Kemungkinan terjadinya insubordinasi terhadap pimpinan KPK memang sangat terbuka mengingat ketua atau pimpinan KPK selalu berganti dalam periode tertentu. Karena mekanismenya seperti itu, selalu saja ada sekumpulan pegawai KPK merasa paling powerfull untuk mengontrol dan mengendalikan organisasi KPK.

Seperti di banyak lembaga atau organisasi lainnya, kecenderungan seperti itulah yang mendorong sekelompok bawahan menganggap remeh atau melawan atasan, karena para pimpinan dinilai sebagai orang luar atau pegawai kontrakan. Arogansi kelompok pegawai seperti itu pula yang menjadi penyebab disharmoni dalam lembaga atau organisasi bersangkutan.

Sebuah organisasi kerja yang sudah terperangkap disharmoni dan insubordinasi terhadap pimpinan lazimnya melahirkan sejumlah ekses. Pada KPK, ekses itu setidaknya terlihat pada beberapa kasus yang kemungkinan besar akan terungkap di Pansus Hak Angket nanti. Oleh Pansus DPR, KPK akan didorong untuk jujur dan lebih transparan.

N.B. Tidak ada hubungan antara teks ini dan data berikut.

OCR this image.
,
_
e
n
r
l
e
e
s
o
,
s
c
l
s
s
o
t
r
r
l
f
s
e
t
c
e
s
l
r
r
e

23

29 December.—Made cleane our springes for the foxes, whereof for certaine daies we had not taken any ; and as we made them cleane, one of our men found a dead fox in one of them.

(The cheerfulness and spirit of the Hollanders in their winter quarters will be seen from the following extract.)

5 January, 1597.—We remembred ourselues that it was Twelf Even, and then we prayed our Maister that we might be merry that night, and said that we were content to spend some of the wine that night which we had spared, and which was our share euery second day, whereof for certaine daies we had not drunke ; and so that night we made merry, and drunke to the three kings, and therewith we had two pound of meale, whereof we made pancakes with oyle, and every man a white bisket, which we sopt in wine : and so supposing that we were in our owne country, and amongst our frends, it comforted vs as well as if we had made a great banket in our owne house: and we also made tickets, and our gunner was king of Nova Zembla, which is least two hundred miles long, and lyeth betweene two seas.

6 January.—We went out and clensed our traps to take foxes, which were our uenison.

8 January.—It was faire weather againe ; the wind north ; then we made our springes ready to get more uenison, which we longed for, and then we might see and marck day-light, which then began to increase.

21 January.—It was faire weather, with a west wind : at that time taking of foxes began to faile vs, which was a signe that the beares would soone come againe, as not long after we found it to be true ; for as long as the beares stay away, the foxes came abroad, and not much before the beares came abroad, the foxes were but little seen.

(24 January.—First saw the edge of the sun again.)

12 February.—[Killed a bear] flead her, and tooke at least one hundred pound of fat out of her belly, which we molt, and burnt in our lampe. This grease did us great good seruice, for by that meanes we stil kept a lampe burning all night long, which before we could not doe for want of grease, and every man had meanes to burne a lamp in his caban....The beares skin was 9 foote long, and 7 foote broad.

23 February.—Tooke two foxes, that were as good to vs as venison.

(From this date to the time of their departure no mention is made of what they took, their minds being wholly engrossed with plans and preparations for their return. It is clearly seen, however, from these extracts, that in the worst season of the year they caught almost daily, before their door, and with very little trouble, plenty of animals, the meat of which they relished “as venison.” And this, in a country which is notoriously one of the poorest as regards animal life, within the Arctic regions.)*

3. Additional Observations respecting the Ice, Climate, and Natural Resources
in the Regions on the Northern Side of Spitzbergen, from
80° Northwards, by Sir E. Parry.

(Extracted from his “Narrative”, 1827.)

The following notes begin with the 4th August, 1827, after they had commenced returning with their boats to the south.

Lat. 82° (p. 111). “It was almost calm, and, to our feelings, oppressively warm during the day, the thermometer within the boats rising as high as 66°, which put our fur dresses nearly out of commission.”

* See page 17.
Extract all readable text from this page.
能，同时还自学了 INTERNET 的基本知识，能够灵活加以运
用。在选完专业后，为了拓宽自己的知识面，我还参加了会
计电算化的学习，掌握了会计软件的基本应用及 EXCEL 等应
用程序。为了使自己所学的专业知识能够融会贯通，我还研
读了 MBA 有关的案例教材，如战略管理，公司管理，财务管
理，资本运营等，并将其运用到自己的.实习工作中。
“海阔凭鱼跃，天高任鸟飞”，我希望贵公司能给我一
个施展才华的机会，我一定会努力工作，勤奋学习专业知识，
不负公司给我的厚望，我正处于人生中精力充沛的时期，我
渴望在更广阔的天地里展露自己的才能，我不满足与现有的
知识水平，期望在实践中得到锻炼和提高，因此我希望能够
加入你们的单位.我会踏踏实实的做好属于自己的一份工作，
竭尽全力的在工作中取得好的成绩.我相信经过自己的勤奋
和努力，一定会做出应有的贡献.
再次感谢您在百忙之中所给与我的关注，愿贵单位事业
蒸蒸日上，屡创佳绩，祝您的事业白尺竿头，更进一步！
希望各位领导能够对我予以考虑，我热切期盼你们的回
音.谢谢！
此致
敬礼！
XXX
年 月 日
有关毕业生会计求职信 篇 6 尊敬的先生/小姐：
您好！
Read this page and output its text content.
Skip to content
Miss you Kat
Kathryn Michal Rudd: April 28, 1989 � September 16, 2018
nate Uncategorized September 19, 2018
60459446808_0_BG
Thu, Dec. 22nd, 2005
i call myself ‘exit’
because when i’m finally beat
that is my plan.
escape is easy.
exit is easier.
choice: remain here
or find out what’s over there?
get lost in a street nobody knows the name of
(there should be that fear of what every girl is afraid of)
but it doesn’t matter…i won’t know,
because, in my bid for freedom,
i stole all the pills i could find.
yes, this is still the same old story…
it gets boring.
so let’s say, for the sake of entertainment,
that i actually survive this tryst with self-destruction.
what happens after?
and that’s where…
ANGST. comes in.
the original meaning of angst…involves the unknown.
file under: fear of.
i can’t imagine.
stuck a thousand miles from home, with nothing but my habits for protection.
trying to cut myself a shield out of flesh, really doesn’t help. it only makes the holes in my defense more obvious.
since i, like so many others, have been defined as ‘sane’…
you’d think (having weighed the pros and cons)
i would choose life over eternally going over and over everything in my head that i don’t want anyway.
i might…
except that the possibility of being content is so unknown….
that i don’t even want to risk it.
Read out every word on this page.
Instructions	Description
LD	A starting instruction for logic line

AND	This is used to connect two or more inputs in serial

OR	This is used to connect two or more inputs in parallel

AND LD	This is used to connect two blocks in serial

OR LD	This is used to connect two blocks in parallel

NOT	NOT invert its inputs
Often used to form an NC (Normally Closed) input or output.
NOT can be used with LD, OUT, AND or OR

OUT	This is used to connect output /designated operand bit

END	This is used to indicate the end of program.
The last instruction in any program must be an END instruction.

Jika ingin lebih kuat sesuai Tupoksi, KPK harus berhenti membohongi dirinya sendiri. Insubordinasi adalah perilaku tidak profesional. Insubordinasi mencerminkan nafsu untuk bertindak semena-mena. Disharmoni di tubuh KPK pun harus dihentikan. Koordinasi dan sinkronisasi antarsatuan kerja harus dipulihkan, dan pimpinan KPK harus kuat mengendalikan.

Kalau seperti itu cakupan objek pemeriksaan dan pendalaman masalah oleh Pansus DPR, lantas apa yang salah dengan Hak Angket terhadap KPK? Ditinjau dari berbagai aspek sekali pun, Hak Angket DPR terhadap KPK sudah memenuhi syarat konstitusionalitasnya. Pun, tujuannya bukan menghalangi proses hukum atau melemahkan KPK. Sebaliknya, Hak Angket DPR ingin menjadikan KPK semakin kredibel dan taat azas.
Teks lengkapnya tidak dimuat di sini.